Consumers often have a desire to inspect a product both visually and tactually before making a purchase. This is especially true when such purchase involves an unfamiliar product. Package designers heretofore have had difficulty in accommodating this desire while maintaining the integrity of product packaging and maximizing the available graphic surface area thereon. Indeed, it is common at the point of sale for a customer to attempt to open a package and remove the product therefrom. Such attempts generally resulting in damage to the package, the product, or both. Even if the product remains undamaged, it is nevertheless often unsalable as customer perception generally equates a damaged package to a damaged product. The integrity of the packaging of the product is particularly important when the contemplated purchase is destined to become a gift as consumers rarely, if ever, will purchase a gift having damaged packaging.
Moreover, damaged packages mar the overall point of sale display by suggesting a product of inferior quality and, consequently, may dissuade the customer from making a purchase. Damaged packaging therefore represents a significant expense to the retailer who must waste valuable retail space on non-salable products and must ultimately return the damaged packages and products to the manufacturer or attempt to sell the goods at a discount. If returned, the damage goods also represent a significant expense to the manufacturer who must repackage the product and then resell and reship the goods to a retailer. Thus, damaged packaging results in a considerable expense to both the retailer and the manufacturer despite the fact that the product itself may remain undamaged.
Accordingly, designers of product packaging have attempted to address the problem of package damage by packaging products in a manner giving maximum visibility to the product inside the package. One such example is the ubiquitous blister pack which may be found in any retail outlet. While providing maximum product visibility, blister packs generally prevent the purchaser from tactually examining the product. Such packaging also minimizes the surface area available for descriptive text or graphics related to the marketing or use of the product.

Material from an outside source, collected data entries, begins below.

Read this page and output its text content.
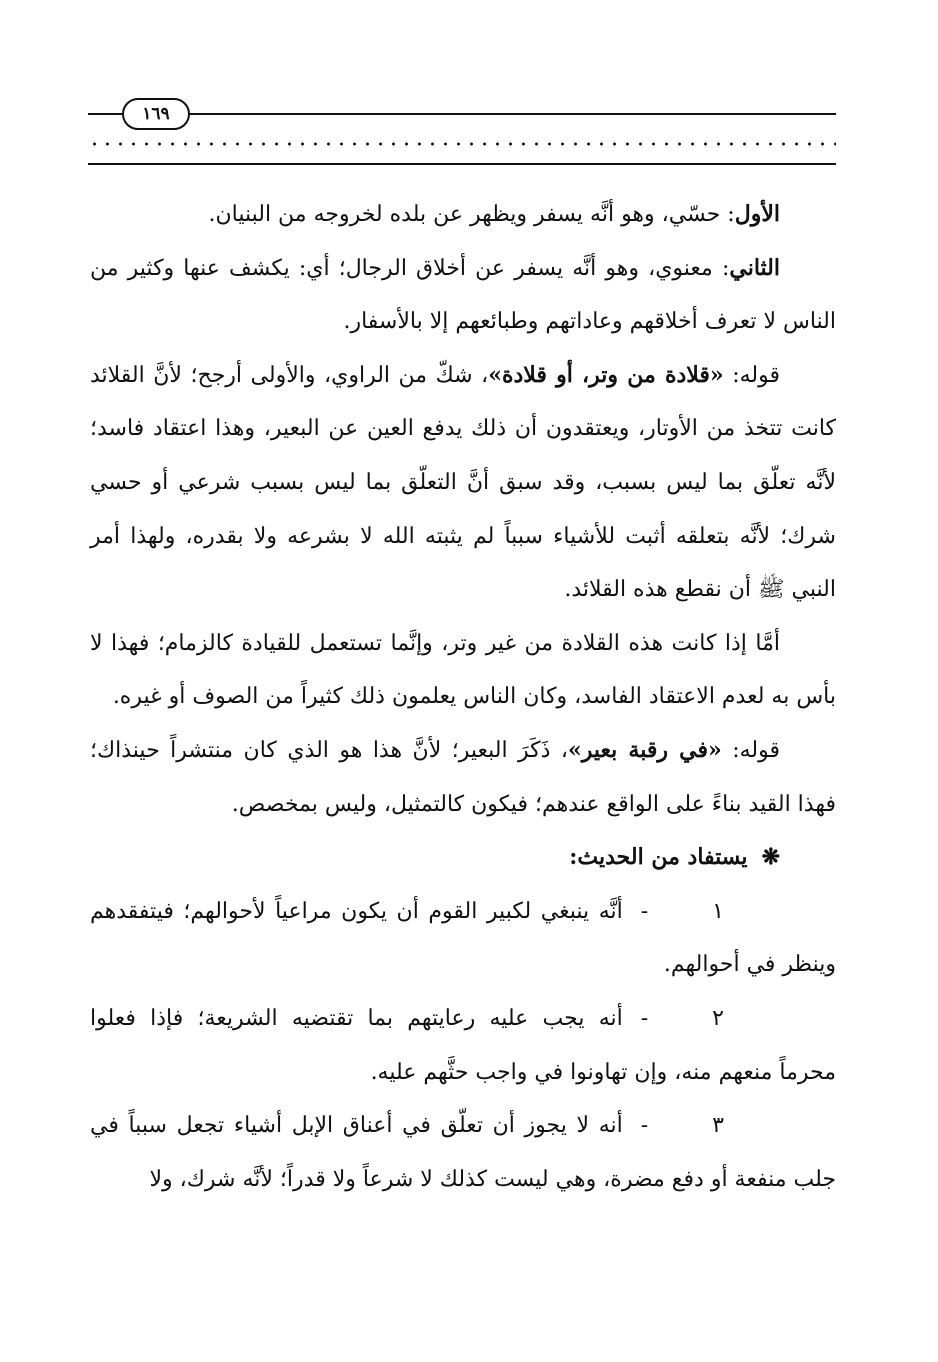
١٦٩

الأول: حسّي، وهو أنَّه يسفر ويظهر عن بلده لخروجه من البنيان.

الثاني: معنوي، وهو أنَّه يسفر عن أخلاق الرجال؛ أي: يكشف عنها وكثير من الناس لا تعرف أخلاقهم وعاداتهم وطبائعهم إلا بالأسفار.

قوله: «قلادة من وتر، أو قلادة»، شكّ من الراوي، والأولى أرجح؛ لأنَّ القلائد كانت تتخذ من الأوتار، ويعتقدون أن ذلك يدفع العين عن البعير، وهذا اعتقاد فاسد؛ لأنَّه تعلّق بما ليس بسبب، وقد سبق أنَّ التعلّق بما ليس بسبب شرعي أو حسي شرك؛ لأنَّه بتعلقه أثبت للأشياء سبباً لم يثبته الله لا بشرعه ولا بقدره، ولهذا أمر النبي ﷺ أن نقطع هذه القلائد.

أمَّا إذا كانت هذه القلادة من غير وتر، وإنَّما تستعمل للقيادة كالزمام؛ فهذا لا بأس به لعدم الاعتقاد الفاسد، وكان الناس يعلمون ذلك كثيراً من الصوف أو غيره.

قوله: «في رقبة بعير»، ذَكَرَ البعير؛ لأنَّ هذا هو الذي كان منتشراً حينذاك؛ فهذا القيد بناءً على الواقع عندهم؛ فيكون كالتمثيل، وليس بمخصص.

❋يستفاد من الحديث:

١-أنَّه ينبغي لكبير القوم أن يكون مراعياً لأحوالهم؛ فيتفقدهم وينظر في أحوالهم.

٢-أنه يجب عليه رعايتهم بما تقتضيه الشريعة؛ فإذا فعلوا محرماً منعهم منه، وإن تهاونوا في واجب حثَّهم عليه.

٣-أنه لا يجوز أن تعلّق في أعناق الإبل أشياء تجعل سبباً في جلب منفعة أو دفع مضرة، وهي ليست كذلك لا شرعاً ولا قدراً؛ لأنَّه شرك، ولا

As an alternative to the blister packs, package designers have sought a compromise in packaging products in boxes or other containers having a shrink-wrap covering. Although offering increased surface area for graphics and the like and providing for visual inspection of the product, a shrink wrap packaging arrangement nonetheless inhibits full tactile inspection of the product. It is also susceptible to customer breakage resulting in a non-salable product.
Further, neither blister nor shrink-wrap packaging generally is perceived as acceptable for displays in higher end retail stores. In such markets it is of utmost importance that customers be permitted to freely handle and inspect potential purchases in order to instill into the customer a high degree of purchasing confidence. The customer thereby is put at ease and may be more likely to make a purchase. Blister packs and shrink-wrapped packages, however, suggest that the product needs protection from the customer. The customer therefore may perceive that he or she is not trusted to properly handle the products, and may forego making a purchase.
In view of the foregoing, it is apparent that there has existed and remains a need for an improved product package which facilitates both the visual and the tactile examination of the goods. Indeed, for those products where the salable aspect of the product is proven in the tactile experience, it is imperative that the customer be afforded the opportunity to both visually and tactually inspect the product. The packaging schemes heretofore known in the art, however, have not been successful in so affording. Accordingly, the provision of a packaging scheme which permits a purchaser to inspect all aspects of a product both visually and tactually would be well-received by the manufacturing and retail industries, as well as by the consuming public in general.